At 33, Eisenstein bundles online, in-store, and stockist sales with teaching group and private lessons. Paid memberships allow access to the workspace and equipment. The studio supports her artistic inclinations. After all, she was the 6-year-old who made business cards for her lemonade stand. She opened her first Etsy shop during high school and, in 2021, was one of nine Etsy artists invited to collaborate with Nicole Ritchie on a limited-edition line for Ritchie’s brand House of Harlow 1960. Eisenstein designed a subtly striped and gilded black mug and a vase with a delicately rippled neck. “They sold like hotcakes,” she says. “But I was at my breaking point in production at times because one of the items was very detailed, so making lots of them was really challenging.”

The sense of fun her pieces convey as they teeter between pottery and sculpture is pure Eisenstein. She sells stickers with the phrase, “Support Your Local Pot Dealer,” hinting at her
 sense of humor, while her Etsy shop peddles “Functional and Dysfunctional Ceramics.” 

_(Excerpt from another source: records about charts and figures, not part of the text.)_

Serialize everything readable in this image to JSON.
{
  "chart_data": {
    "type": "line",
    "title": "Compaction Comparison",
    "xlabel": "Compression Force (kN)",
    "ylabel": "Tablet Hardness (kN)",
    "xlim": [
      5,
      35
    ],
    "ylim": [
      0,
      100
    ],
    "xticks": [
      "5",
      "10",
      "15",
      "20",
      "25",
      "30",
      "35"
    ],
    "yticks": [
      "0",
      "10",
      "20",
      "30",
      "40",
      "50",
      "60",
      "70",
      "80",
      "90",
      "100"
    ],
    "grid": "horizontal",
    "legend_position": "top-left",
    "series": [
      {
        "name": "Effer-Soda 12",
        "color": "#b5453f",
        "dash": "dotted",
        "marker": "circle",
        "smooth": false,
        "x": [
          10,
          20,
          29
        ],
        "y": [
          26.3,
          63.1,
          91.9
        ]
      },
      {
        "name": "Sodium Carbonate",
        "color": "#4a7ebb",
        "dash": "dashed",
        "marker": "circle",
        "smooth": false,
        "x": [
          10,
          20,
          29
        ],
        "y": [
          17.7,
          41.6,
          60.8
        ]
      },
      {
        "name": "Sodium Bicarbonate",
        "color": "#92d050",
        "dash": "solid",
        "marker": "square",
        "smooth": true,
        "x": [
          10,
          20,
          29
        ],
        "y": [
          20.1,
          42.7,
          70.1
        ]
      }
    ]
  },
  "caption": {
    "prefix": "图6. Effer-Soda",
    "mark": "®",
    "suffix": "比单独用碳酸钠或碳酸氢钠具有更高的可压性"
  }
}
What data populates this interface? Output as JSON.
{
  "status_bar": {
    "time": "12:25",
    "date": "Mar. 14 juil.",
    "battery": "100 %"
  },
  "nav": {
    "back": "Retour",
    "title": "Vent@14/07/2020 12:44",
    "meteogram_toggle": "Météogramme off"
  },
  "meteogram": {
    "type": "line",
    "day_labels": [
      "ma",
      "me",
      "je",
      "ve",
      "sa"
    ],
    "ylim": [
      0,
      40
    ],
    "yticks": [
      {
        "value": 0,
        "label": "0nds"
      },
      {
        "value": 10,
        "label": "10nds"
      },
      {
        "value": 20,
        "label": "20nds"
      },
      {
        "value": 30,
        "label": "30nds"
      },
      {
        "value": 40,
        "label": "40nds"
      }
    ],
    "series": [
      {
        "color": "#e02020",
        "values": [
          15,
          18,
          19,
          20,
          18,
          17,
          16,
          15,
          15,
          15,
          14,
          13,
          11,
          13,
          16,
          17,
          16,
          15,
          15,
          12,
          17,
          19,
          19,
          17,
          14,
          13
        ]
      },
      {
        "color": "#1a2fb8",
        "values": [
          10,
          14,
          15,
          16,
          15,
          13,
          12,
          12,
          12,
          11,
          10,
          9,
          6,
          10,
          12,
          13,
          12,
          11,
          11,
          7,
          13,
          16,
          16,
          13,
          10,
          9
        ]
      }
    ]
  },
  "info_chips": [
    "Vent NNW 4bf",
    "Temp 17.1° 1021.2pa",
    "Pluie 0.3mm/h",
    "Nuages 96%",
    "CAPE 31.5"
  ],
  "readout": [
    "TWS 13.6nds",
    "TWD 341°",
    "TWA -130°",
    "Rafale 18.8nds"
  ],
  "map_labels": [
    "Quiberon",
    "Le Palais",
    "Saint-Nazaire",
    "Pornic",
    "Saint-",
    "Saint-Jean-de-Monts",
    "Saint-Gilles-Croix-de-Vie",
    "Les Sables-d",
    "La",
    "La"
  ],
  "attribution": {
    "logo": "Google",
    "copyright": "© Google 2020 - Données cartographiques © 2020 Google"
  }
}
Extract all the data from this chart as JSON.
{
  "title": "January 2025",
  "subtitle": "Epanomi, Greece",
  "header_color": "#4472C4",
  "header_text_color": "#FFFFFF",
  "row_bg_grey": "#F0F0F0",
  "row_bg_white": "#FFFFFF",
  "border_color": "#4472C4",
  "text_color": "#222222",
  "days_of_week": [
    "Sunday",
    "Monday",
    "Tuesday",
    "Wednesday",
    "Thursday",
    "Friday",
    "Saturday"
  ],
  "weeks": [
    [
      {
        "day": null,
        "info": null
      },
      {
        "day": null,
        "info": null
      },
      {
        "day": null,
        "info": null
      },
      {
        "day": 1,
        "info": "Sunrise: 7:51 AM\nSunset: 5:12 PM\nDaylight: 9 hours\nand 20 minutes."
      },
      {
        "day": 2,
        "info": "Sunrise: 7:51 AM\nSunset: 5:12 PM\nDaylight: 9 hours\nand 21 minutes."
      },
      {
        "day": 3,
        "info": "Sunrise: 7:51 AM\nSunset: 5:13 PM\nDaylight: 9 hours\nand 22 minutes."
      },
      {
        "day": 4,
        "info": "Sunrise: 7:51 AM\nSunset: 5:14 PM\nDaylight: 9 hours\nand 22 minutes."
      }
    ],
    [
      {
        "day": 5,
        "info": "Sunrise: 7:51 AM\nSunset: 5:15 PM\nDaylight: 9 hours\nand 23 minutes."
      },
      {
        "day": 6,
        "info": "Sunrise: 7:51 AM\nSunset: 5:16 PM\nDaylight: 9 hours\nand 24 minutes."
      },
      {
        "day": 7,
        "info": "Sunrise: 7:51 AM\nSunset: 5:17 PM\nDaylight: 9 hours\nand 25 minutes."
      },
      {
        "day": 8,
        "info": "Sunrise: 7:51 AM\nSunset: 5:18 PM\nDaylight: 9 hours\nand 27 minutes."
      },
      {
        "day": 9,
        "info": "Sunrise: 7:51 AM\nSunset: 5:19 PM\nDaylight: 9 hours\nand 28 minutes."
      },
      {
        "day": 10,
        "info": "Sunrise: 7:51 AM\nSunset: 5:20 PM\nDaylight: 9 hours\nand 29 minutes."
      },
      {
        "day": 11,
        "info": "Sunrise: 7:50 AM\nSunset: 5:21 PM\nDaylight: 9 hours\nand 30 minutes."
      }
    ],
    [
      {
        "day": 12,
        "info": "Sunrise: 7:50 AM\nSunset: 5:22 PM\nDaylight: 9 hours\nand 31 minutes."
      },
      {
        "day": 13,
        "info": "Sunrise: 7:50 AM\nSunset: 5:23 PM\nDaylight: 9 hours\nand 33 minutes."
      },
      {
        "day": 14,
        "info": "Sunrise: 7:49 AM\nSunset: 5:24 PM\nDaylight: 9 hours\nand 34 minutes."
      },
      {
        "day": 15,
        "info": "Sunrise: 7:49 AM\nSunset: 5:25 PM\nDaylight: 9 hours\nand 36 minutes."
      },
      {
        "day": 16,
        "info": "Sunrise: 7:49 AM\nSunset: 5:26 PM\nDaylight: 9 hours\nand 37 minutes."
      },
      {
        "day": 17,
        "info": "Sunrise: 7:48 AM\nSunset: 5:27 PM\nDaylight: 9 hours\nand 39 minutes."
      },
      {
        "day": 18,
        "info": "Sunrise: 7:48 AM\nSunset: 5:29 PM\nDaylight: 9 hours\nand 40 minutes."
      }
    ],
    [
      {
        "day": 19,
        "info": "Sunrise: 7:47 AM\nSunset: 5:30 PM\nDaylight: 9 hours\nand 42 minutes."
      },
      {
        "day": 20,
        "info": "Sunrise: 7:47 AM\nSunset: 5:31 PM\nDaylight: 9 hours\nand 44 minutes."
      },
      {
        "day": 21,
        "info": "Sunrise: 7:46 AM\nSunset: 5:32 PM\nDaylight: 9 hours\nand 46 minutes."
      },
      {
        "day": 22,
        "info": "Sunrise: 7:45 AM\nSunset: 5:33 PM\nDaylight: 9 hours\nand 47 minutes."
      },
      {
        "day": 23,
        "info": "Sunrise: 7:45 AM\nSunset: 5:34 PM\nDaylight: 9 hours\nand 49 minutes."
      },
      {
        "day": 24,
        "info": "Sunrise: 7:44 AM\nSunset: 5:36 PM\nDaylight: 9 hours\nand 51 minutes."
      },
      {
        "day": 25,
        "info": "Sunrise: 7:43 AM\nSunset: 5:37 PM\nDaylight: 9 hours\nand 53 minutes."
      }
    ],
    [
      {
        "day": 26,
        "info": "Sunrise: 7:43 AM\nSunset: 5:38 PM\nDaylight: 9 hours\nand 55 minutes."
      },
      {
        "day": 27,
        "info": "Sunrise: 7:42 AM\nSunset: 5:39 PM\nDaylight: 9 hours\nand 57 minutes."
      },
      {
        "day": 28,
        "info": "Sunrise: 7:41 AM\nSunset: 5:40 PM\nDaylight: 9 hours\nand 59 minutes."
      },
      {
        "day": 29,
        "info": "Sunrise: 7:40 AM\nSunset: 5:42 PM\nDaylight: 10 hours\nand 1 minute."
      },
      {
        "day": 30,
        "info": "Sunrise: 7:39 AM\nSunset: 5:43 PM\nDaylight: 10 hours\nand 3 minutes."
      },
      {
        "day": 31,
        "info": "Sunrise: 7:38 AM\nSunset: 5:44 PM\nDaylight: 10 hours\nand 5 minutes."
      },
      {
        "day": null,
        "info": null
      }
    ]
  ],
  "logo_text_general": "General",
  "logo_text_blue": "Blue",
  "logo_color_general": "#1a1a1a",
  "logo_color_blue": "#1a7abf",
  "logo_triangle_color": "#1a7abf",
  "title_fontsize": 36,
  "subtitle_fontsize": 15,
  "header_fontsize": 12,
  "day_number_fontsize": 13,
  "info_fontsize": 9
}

Two days a week, when she closes the studio, she has moments akin to her early journey in the garage, hand-shaping pieces from within, void of notions about what might sell or what might inspire her students. That’s when she recalibrates, a skill she seeks to teach.

“If someone is moving too frenetically, or at a fast pace mentally, I focus them on slowing down,” Eisenstein says. “I want them to take a breath between each move and become a little more centered and present. That is so critical. If you just keep practicing, you will get it. We can all do it, if you want to put in the time.”